In our previous post, we talked about the soon-to-be-enforced EU General Data Protection Regulation (GDPR) and the big reasons companies need to pay attention. In theory, GDPR could affect almost every business on the planet, since every company has the opportunity to collect data on EU residents (and therefore be subject to GDPR).
For this second post in our series of three, we’ll address the wide-ranging financial and legal impacts of a GPDR violation. It’s absolutely critical for U.S. businesses to understand what it means to be compliant, and make that compliance a reality. Here are some of the key provisions in the GDPR documentation that U.S. businesses must be aware of, in terms of changes to internal systems:
1. Systems must be designed with data privacy requirements in mind.
Article 25 of the GDPR covers privacy by design, or the concept of creating and building systems with data protection principles woven into the framework. Many businesses currently address this process in a reactive manner - i.e., they build data collection systems without data privacy controls in place, and go back and reactively add controls as new regulations arise. GPDR stipulates that for any new systems created, these principles must be applied as they are built to insure the protection of personal data from day one.
It makes good business sense to require businesses to design new systems with the end in mind - one end being the protection of personal data. But with many U.S. businesses behind the curve on security protocols as it is, this one may be a bigger hurdle than it seems.
2. Businesses must provide data subjects with access to their own data in an easily transferable format.
Have you ever thought of contacting a business you are a customer of and asking them to give you a copy of all the data they have on file for you? Unless you’re taking legal action against a company and need it for legal proceedings, the thought probably hasn’t crossed your mind.
Article 15 of the GDPR will give EU residents the right to do exactly that.
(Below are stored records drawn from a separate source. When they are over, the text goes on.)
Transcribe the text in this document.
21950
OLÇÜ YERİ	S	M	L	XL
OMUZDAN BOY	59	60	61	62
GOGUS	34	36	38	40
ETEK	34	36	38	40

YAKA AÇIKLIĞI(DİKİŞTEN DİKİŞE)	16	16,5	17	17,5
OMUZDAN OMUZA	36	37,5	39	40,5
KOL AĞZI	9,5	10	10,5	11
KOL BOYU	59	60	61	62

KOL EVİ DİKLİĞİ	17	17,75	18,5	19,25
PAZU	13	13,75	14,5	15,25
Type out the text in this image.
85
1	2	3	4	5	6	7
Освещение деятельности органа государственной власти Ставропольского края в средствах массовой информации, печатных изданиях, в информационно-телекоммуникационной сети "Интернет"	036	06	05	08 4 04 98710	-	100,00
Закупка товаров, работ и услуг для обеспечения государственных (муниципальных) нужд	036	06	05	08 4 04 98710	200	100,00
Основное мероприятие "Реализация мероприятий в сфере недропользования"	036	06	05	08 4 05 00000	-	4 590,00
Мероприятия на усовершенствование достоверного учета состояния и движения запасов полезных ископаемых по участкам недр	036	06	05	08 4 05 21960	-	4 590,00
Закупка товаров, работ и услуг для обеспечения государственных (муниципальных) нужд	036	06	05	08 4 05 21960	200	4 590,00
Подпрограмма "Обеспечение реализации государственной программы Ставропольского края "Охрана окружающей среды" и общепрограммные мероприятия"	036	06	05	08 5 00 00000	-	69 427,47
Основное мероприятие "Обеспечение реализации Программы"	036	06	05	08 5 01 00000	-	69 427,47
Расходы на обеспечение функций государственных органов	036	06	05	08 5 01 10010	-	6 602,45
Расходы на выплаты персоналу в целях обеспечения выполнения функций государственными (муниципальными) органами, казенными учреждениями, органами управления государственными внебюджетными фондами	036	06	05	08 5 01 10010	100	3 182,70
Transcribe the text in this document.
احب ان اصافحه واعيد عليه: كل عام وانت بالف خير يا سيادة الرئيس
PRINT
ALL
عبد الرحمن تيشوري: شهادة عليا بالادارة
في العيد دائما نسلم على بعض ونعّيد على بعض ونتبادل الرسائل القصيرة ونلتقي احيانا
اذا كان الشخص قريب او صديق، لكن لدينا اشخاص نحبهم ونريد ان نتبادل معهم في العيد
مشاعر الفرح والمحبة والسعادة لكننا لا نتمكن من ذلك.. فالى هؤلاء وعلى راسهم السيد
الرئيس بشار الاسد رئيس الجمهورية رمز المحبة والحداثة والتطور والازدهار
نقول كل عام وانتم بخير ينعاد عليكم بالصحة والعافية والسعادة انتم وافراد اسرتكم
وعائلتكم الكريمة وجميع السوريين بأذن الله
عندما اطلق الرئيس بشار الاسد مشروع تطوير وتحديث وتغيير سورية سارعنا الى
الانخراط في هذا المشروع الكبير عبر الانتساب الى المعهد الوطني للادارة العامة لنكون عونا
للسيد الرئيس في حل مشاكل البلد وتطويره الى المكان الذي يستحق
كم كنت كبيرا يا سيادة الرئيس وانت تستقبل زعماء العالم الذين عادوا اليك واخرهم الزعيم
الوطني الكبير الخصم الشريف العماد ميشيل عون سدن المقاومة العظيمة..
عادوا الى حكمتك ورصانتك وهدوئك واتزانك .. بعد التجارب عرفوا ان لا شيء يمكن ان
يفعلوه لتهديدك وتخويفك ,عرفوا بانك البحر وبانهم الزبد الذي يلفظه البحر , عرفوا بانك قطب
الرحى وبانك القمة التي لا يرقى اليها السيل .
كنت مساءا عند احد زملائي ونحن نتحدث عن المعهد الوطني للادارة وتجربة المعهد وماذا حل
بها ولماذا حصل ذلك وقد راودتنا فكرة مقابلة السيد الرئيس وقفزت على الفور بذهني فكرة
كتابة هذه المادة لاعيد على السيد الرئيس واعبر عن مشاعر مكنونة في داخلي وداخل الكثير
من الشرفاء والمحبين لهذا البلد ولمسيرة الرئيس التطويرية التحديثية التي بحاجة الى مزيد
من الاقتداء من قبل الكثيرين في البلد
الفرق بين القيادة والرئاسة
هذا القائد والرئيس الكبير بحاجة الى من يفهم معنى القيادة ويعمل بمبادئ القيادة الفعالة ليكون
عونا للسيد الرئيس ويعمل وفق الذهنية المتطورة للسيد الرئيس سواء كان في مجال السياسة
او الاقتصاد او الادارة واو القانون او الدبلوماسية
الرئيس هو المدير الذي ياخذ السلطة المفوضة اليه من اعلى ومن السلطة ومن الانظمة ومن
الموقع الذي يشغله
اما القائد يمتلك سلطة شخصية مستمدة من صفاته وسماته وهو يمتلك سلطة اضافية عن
GDPR-compliant companies are required to provide an electronic copy of the personal data being processed to data subjects who request it. And it doesn’t stop there - businesses are required to answer a series of questions if data subjects ask, including:
Is personal data being processed or not?
If it is, what personal data is being processed?
Where is personal data being processed?
Why is it being processed?
This requirement makes for a dramatic shift in transparency for businesses worldwide. Not only will it trigger a mindshift for employees and customers, it requires new processes to provide this information upon request.
GDPR also stipulates that the data provided to the data subject must be provided in a “commonly used and machine readable format”, in the event that the data subject would like to transfer all the data to another controller. This concept of data portability is covered in Article 20 of the GDPR.
So now, not only can you request all the personal data collected by the bank, for example, but you’ll receive it in a format that is easily transferable to another bank, credit union, or other financial institution.
3. Data subjects can ask to have all their personal data erased, and businesses must comply.
As evidenced in public lawsuits over the years that have dredged up deleted emails and other electronic records, nothing truly gets erased from a company’s records. GDPR aims to change the status quo as it relates to personal data for EU residents.
Article 17 of GDPR grants data subjects the “right to be forgotten”, which means the EU resident in question can request that the controller erase all of his or her personal data. FOREVER. And the reasons for such a request are varied, including:
The personal data is no longer necessary for the purposes it was collected
The personal data has been illegally obtained or processed
Another legal obligation requires that it be erased
The data subject has decided to withdraw consent, for whatever reason.
Not only will companies have to develop new processes for the complete disposal of personal data, but legal proceedings for unrelated events may have broader impacts as well. If a company is subpoenaed in a lawsuit, and part of the subpoena includes information stored by the company, businesses will need to inform litigators which datasets are still intact and which ones have been removed.
GDPR is going to change the way businesses worldwide collect, manage, and store personal data for EU residents. As the deadline for compliance looms over our heads, U.S. businesses that fall under GDPR jurisdiction must take steps to comply. We’ll continue to share our insights as the deadline approaches.